Philip DuToit described work he has been doing in Jerry Marsden’s group. They have been using variational integrators to study unraveling of DNA.

Mary Kennedy and her group have been studying studying biochemical signal transduction systems in central nervous system synapses. They have focused on a complex of signaling proteins, called the postsynaptic density (PSD), located just underneath excitatory receptors in the central nervous system.

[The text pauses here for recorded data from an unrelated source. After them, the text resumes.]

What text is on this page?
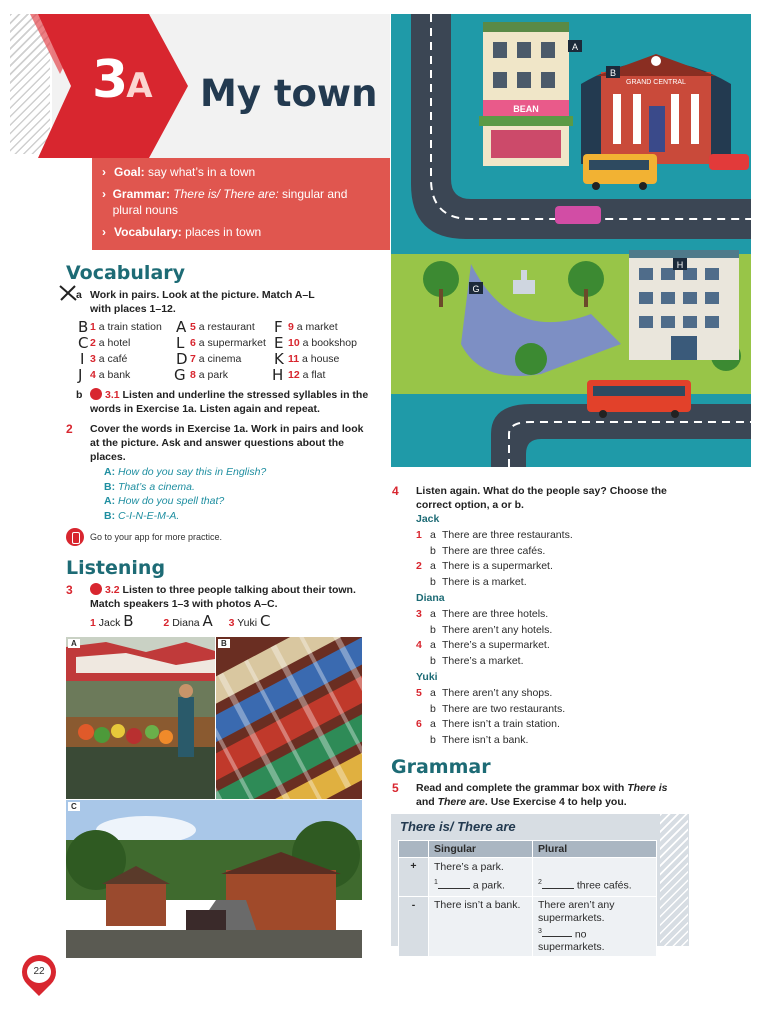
3A My town
› Goal: say what’s in a town
› Grammar: There is/ There are: singular and plural nouns
› Vocabulary: places in town
Vocabulary
a Work in pairs. Look at the picture. Match A–L with places 1–12.
B 1 a train station A 5 a restaurant F 9 a market
C 2 a hotel	L 6 a supermarket E 10 a bookshop
I 3 a café	D 7 a cinema K 11 a house
J 4 a bank	G 8 a park	H 12 a flat
b 3.1 Listen and underline the stressed syllables in the words in Exercise 1a. Listen again and repeat.
2 Cover the words in Exercise 1a. Work in pairs and look at the picture. Ask and answer questions about the places.
A: How do you say this in English?
B: That’s a cinema.
A: How do you spell that?
B: C-I-N-E-M-A.
Go to your app for more practice.
Listening
3	3.2 Listen to three people talking about their town. Match speakers 1–3 with photos A–C.
1 Jack B	2 Diana A 3 Yuki C
A	B
C
BEAN
GRAND CENTRAL
A
B
G
H
4 Listen again. What do the people say? Choose the correct option, a or b.
Jack
1 a There are three restaurants.
b There are three cafés.
2 a There is a supermarket.
b There is a market.
Diana
3 a There are three hotels.
b There aren’t any hotels.
4 a There’s a supermarket.
b There’s a market.
Yuki
5 a There aren’t any shops.
b There are two restaurants.
6 a There isn’t a train station.
b There isn’t a bank.
Grammar
5 Read and complete the grammar box with There is and There are. Use Exercise 4 to help you.
There is/ There are
	Singular	Plural
+	There’s a park.
$^1$ a park.	$^2$ three cafés.

-	There isn’t a bank.	There aren’t any supermarkets.
$^3$ no supermarkets.
22
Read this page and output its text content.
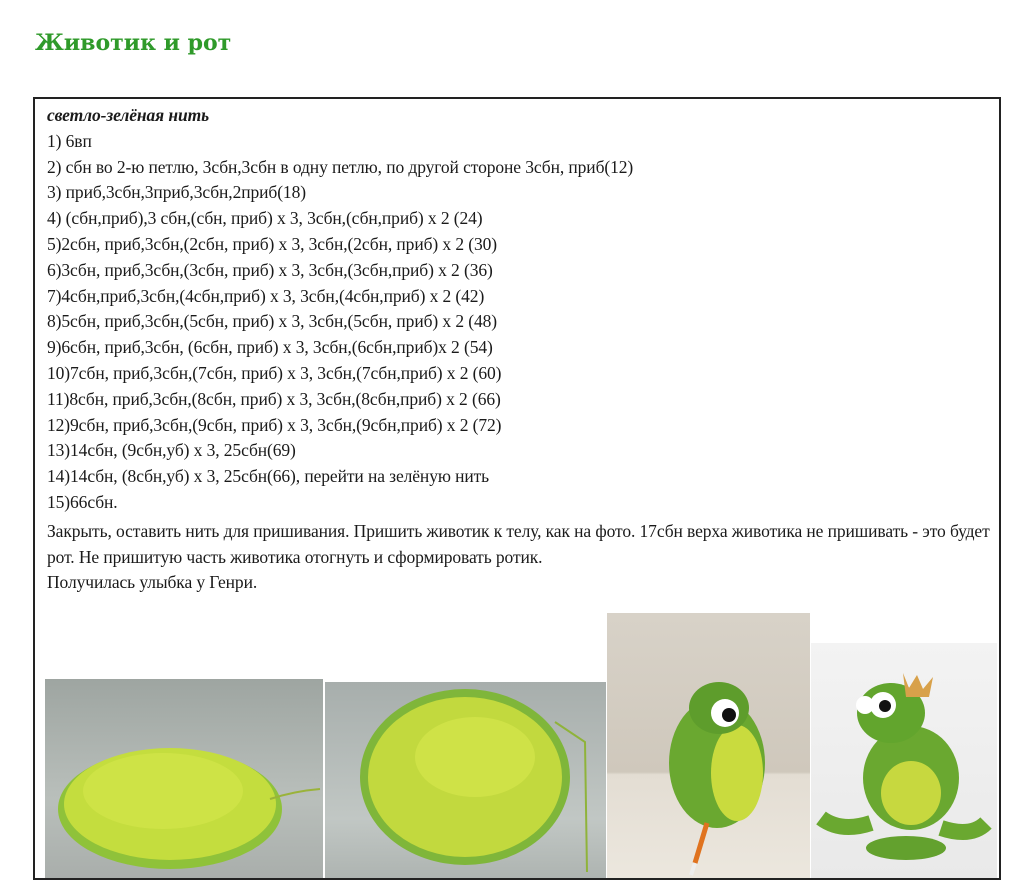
Животик и рот
светло-зелёная нить
1) 6вп
2) сбн во 2-ю петлю, 3сбн,3сбн в одну петлю, по другой стороне 3сбн, приб(12)
3) приб,3сбн,3приб,3сбн,2приб(18)
4) (сбн,приб),3 сбн,(сбн, приб) х 3, 3сбн,(сбн,приб) х 2 (24)
5)2сбн, приб,3сбн,(2сбн, приб) х 3, 3сбн,(2сбн, приб) х 2 (30)
6)3сбн, приб,3сбн,(3сбн, приб) х 3, 3сбн,(3сбн,приб) х 2 (36)
7)4сбн,приб,3сбн,(4сбн,приб) х 3, 3сбн,(4сбн,приб) х 2 (42)
8)5сбн, приб,3сбн,(5сбн, приб) х 3, 3сбн,(5сбн, приб) х 2 (48)
9)6сбн, приб,3сбн, (6сбн, приб) х 3, 3сбн,(6сбн,приб)х 2 (54)
10)7сбн, приб,3сбн,(7сбн, приб) х 3, 3сбн,(7сбн,приб) х 2 (60)
11)8сбн, приб,3сбн,(8сбн, приб) х 3, 3сбн,(8сбн,приб) х 2 (66)
12)9сбн, приб,3сбн,(9сбн, приб) х 3, 3сбн,(9сбн,приб) х 2 (72)
13)14сбн, (9сбн,уб) х 3, 25сбн(69)
14)14сбн, (8сбн,уб) х 3, 25сбн(66), перейти на зелёную нить
15)66сбн.
Закрыть, оставить нить для пришивания. Пришить животик к телу, как на фото. 17сбн верха животика не пришивать - это будет рот. Не пришитую часть животика отогнуть и сформировать ротик.
Получилась улыбка у Генри.
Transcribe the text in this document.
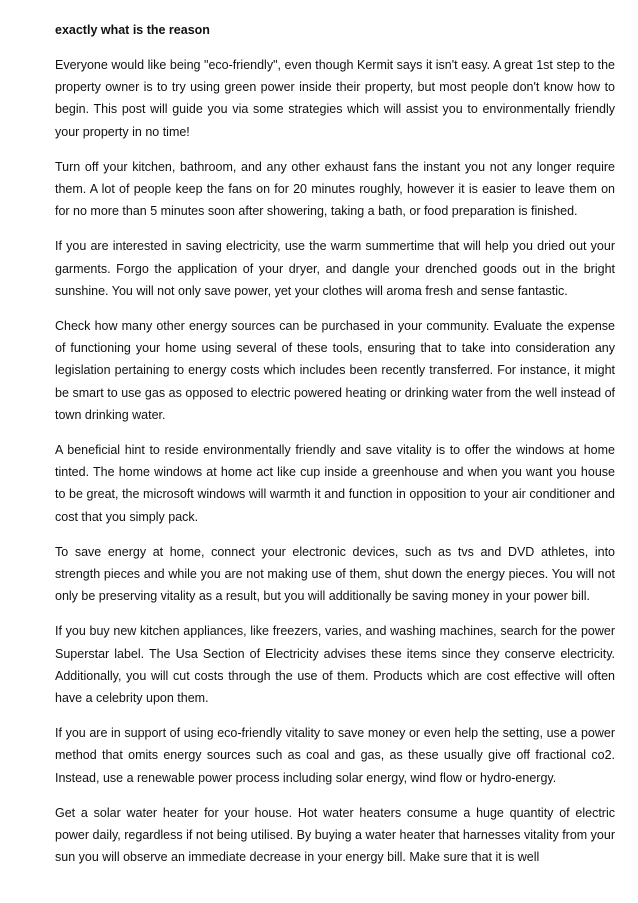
exactly what is the reason

Everyone would like being "eco-friendly", even though Kermit says it isn't easy. A great 1st step to the property owner is to try using green power inside their property, but most people don't know how to begin. This post will guide you via some strategies which will assist you to environmentally friendly your property in no time!

Turn off your kitchen, bathroom, and any other exhaust fans the instant you not any longer require them. A lot of people keep the fans on for 20 minutes roughly, however it is easier to leave them on for no more than 5 minutes soon after showering, taking a bath, or food preparation is finished.

If you are interested in saving electricity, use the warm summertime that will help you dried out your garments. Forgo the application of your dryer, and dangle your drenched goods out in the bright sunshine. You will not only save power, yet your clothes will aroma fresh and sense fantastic.

Check how many other energy sources can be purchased in your community. Evaluate the expense of functioning your home using several of these tools, ensuring that to take into consideration any legislation pertaining to energy costs which includes been recently transferred. For instance, it might be smart to use gas as opposed to electric powered heating or drinking water from the well instead of town drinking water.

A beneficial hint to reside environmentally friendly and save vitality is to offer the windows at home tinted. The home windows at home act like cup inside a greenhouse and when you want you house to be great, the microsoft windows will warmth it and function in opposition to your air conditioner and cost that you simply pack.

To save energy at home, connect your electronic devices, such as tvs and DVD athletes, into strength pieces and while you are not making use of them, shut down the energy pieces. You will not only be preserving vitality as a result, but you will additionally be saving money in your power bill.

If you buy new kitchen appliances, like freezers, varies, and washing machines, search for the power Superstar label. The Usa Section of Electricity advises these items since they conserve electricity. Additionally, you will cut costs through the use of them. Products which are cost effective will often have a celebrity upon them.

If you are in support of using eco-friendly vitality to save money or even help the setting, use a power method that omits energy sources such as coal and gas, as these usually give off fractional co2. Instead, use a renewable power process including solar energy, wind flow or hydro-energy.

Get a solar water heater for your house. Hot water heaters consume a huge quantity of electric power daily, regardless if not being utilised. By buying a water heater that harnesses vitality from your sun you will observe an immediate decrease in your energy bill. Make sure that it is well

They have showed that it contains signal transduction molecules that can control the sensitivity of transmitter receptors, the size of receptor clusters, and perhaps the integrity of the adhesion junction that holds presynaptic terminals in place. Employing a combination of microchemical and recombinant DNA methods, they have also determined the structure of several proteins associated with the PSD. They are currently studying the associations of these proteins with each other and their specific roles in controlling synaptic transmission, with the ultimate goal being to illuminate the ways that synapses change their strength to encode memories.

Because many (they think most) of the important signaling molecules in the PSD have now been identified and sequenced, Mary’s group has turned to the question of how they work together to create the delicate mechanisms of synaptic plasticity. An aspect of their approach to this involves development of computer simulations of synaptic signaling to help understand how the large number of signaling molecules present at the synapse may work together. They have been using MCell, a software package for stochastic simulation of biochemical processes in vivo. MCell was originally developed to model the events at the neuromuscular junction: acetylcholine release, diffusion, binding to acetylcholine receptors and the nicotinic acetylcholine channel kinetics. However, in collaboration with the MCell group at the Salk Institute, Mary’s group has been extending it so that it can be used for modeling of other biochemical processes. MCell uses a stochastic approach to simulating diffusion of individual molecules (ions) and their reactions in an arbitrarily shaped space. It requires the number and positions of all molecules, diffusion constants, binding and unbinding constants for all reactions and a description of the geometry where the process that is simulated takes place. Diffusion is performed in MCell as a random walk. During one time step each diffusing molecule moves in a randomly chosen direction and travels a distance that is randomly chosen from the theoretical diffusion distribution for the given diffusion coefficient of the molecule and the time step. Therefore, contrary to the majority of random walk algorithms, MCell does not use a lattice for diffusion. Reactions are also treated as stochastic events. The probability that two individual molecules bind is calculated from the binding rate. Only the molecules that come close enough during diffusion, as determined by the ray tracing algorithm, can possibly bind. Dissociation probability is determined from the dissociation rate. Virtually any geometry within which diffusion and reaction take place can be specified, which gives MCell a significant advantage in simulation of in vivo processes over the traditional approaches based on partial differential equations.

Discussions

After the informal presentations, free-ranging discussions ensued. Some points raised include the following:

There seem to be two perspectives in this area: (1) assume that chemical substances can be treated as billiard balls, like a dilute gas, and (2) assume that the spatial environment is highly constrained spatially and take structure/space into account.

It is surely a mistake to assume that all spatially homogeneous problems can be described using the same language or models. Eric Mjolsness suggests we may be able to semantically integrate different descriptions.

We may want to organize work around some representative case studies, to focus discussions and continued research.

There are other stochastic simulation packages available and people working in the area, and also involving combining stochastic simulation with spatial geometry (like MCell does). These people were not really well represented here. Perhaps it would be a good idea to organize a workshop on the topic and invite others, such as Steve Andrews (Smoldyn), Steve Plimpton (ChemCell), Tom Bartol and Joel Stiles (MCell), and others.